Freightliner has offered voluntary buy-outs of 1,900 white-collar
employees at its headquarters in an effort to cope with the expected downturn
in truck sales in 2007.
Chris Patterson, chief executive officer of Freightliner, told The Oregonian newspaper there very well could be manufacturing workers laid off at all of the
company’s North American facilities. He told the newspaper he could not predict
the total number of people who could be laid off.

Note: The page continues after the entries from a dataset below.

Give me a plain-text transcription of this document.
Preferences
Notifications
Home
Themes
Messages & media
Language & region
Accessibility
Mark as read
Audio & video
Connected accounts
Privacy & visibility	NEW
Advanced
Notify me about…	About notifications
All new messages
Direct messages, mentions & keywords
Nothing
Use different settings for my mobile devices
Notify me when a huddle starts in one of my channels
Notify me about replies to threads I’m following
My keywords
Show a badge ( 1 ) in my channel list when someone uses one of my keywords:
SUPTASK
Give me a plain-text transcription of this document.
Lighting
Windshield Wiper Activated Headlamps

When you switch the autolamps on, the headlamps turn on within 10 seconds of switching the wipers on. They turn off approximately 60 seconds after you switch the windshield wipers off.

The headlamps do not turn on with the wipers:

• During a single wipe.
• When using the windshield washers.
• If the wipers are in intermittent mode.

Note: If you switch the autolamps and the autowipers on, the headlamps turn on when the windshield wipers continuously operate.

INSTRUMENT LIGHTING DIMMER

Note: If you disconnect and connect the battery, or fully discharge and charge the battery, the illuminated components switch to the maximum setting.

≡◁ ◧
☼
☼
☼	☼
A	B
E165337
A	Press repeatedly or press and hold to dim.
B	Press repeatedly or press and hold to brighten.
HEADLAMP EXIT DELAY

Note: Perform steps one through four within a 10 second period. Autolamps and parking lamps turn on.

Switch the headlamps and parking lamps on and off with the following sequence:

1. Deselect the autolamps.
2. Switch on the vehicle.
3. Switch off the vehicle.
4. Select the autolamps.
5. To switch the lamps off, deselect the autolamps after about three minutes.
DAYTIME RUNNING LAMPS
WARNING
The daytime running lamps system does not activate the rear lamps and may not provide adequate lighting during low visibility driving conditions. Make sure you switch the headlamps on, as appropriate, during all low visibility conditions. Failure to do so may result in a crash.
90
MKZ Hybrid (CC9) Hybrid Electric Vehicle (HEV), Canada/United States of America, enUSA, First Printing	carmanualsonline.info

Beyond the industry-wide expected downturn in truck sales because of
the 2007 emission standards, Patterson also talked about a weakening of the
economy and freight demand.
“We’re hearing accounts of trucks being parked for lack of freight,
rather than a lack of drivers,” he told The Oregonian. “But it’s a funny
business. Things can pick up real quick.”
Donald Broughton, a transportation equity analyst with A.G. Edwards and
Sons, told Land Line freight
demand was down 2.9 percent in August, compared to August 2005. He also pointed
out that truck fleets have grown 2 to 3 percent in the past 12 months
contributing to the soft market in trucking.
Complicating concerns of a downturn in truck sales and lower freight
demand, Freightliner has been pressured by its parent company, Daimler
Chrysler, to reduce costs and increase profits, according to The Oregonian interview with Patterson.
During the summer, Patterson told workers at the Portland, OR, plant that production of Freightliner-brand trucks would be moved from Portland to
factories in Mexico or North Carolina, a union official told The Oregonian.
The change will likely lead to significant layoffs, possibly even the
elimination of an entire work shift, said Joe Kear, who represents more than
1,200 Freightliner workers for Machinists District Lodge 24.